Candace cerró la puerta al olor de la tierra y la madera caliente sin hacer ninguna observación, y ambas se encaminaron a la Casa de Piedra. Aunque aún no era mediodía, estaba muy oscuro y Candace encendió una luz. Desde la muerte del profesor Westhall, Lettie había estado varías veces en la Casa de Piedra, siempre por asuntos de la Mansión, nunca por placer. No era supersticiosa. En su fe, heterodoxa y nada dogmática, como bien sabía ella, no había sitio para almas incorpóreas que volvieran a visitar las habitaciones en las que tuvieran tareas inacabadas o hubieran exhalado el último aliento. Sin embargo, era sensible al ambiente, y la Casa de Piedra aún le provocaba cierta desazón, un bajón del estado de ánimo, como si las desdichas acumuladas hubieran infectado el aire.

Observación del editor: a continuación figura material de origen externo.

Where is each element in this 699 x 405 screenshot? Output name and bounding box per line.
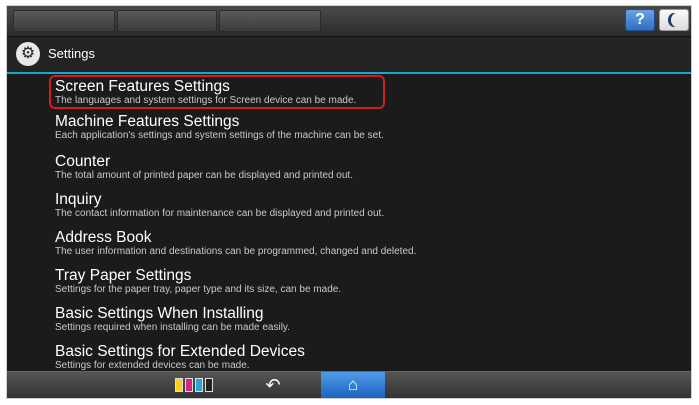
item-name: Tray Paper Settings <box>55 267 192 284</box>
toner-black <box>205 378 213 392</box>
list-item-machine-features-settings[interactable]: Machine Features Settings Each applicati… <box>49 113 569 151</box>
back-icon: ↶ <box>265 374 281 395</box>
help-button[interactable]: ? <box>625 9 655 31</box>
toner-cyan <box>195 378 203 392</box>
help-label: ? <box>635 11 645 28</box>
back-button[interactable]: ↶ <box>243 372 303 398</box>
item-description: The languages and system settings for Sc… <box>55 95 357 106</box>
home-button[interactable]: ⌂ <box>321 372 385 398</box>
item-name: Basic Settings for Extended Devices <box>55 343 305 360</box>
energy-saver-button[interactable] <box>659 9 689 31</box>
list-item-basic-settings-when-installing[interactable]: Basic Settings When Installing Settings … <box>49 305 569 343</box>
item-name: Address Book <box>55 229 152 246</box>
page-title: Settings <box>48 46 95 61</box>
item-name: Machine Features Settings <box>55 113 240 130</box>
item-name: Basic Settings When Installing <box>55 305 264 322</box>
item-description: Each application's settings and system s… <box>55 130 384 141</box>
list-item-address-book[interactable]: Address Book The user information and de… <box>49 229 569 267</box>
home-icon: ⌂ <box>347 375 359 394</box>
device-screen: ? ⚙ Settings Screen Features Settings Th… <box>6 5 692 399</box>
item-name: Inquiry <box>55 191 102 208</box>
gear-icon: ⚙ <box>16 42 40 66</box>
item-description: The contact information for maintenance … <box>55 208 385 219</box>
status-segment <box>219 10 321 32</box>
list-item-tray-paper-settings[interactable]: Tray Paper Settings Settings for the pap… <box>49 267 569 305</box>
list-item-counter[interactable]: Counter The total amount of printed pape… <box>49 153 569 191</box>
item-description: Settings required when installing can be… <box>55 322 290 333</box>
title-bar: ⚙ Settings <box>7 37 691 74</box>
moon-icon <box>671 13 683 27</box>
item-description: The total amount of printed paper can be… <box>55 170 353 181</box>
toner-magenta <box>185 378 193 392</box>
status-bar: ? <box>7 6 691 37</box>
item-description: The user information and destinations ca… <box>55 246 417 257</box>
item-name: Screen Features Settings <box>55 78 230 95</box>
toner-yellow <box>175 378 183 392</box>
bottom-bar: ↶ ⌂ <box>7 371 691 398</box>
list-item-inquiry[interactable]: Inquiry The contact information for main… <box>49 191 569 229</box>
status-segment <box>117 10 217 32</box>
item-description: Settings for the paper tray, paper type … <box>55 284 342 295</box>
toner-level-icon[interactable] <box>175 378 213 392</box>
status-segment <box>13 10 115 32</box>
list-item-screen-features-settings[interactable]: Screen Features Settings The languages a… <box>49 75 385 109</box>
item-name: Counter <box>55 153 111 170</box>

Estaban en la estancia con losas de piedra, que conocían como la vieja despensa. Un estrecho invernadero conducía al jardín, pero el lugar prácticamente no se utilizaba y no parecía tener función alguna salvo la de depósito de muebles superfluos, entre los que se incluía una mesita de madera y dos sillas, un congelador de aspecto decrépito y un viejo aparador con un conglomerado de tazas y jarras. Cruzaron una pequeña cocina y llegaron a la sala de estar, que también hacía las veces de comedor. La chimenea estaba vacía, y un reloj en la por lo demás desnuda repisa hacía tictac convirtiendo el presente en pasado con molesta insistencia. La sala no tenía comodidades a excepción de un banco de madera con cojines situado a la derecha de la chimenea. Una pared estaba llena de estanterías hasta el techo, pero la mayoría de las baldas se veían vacías, y los ejemplares que quedaban se habían caído unos sobre otros en desorden. Una docena de cajas de cartón repletas estaban alineadas junto a la pared opuesta, donde rectángulos de papel no descolorido revelaban los lugares en que tiempo atrás hubo cuadros colgados. La casa en su conjunto, aunque muy limpia, le pareció a Lettie triste y poco acogedora casi a propósito, como si, tras la muerte de su padre, Candace y Marcus hubieran querido subrayar que, para ellos, la Casa de Piedra no había sido nunca un hogar.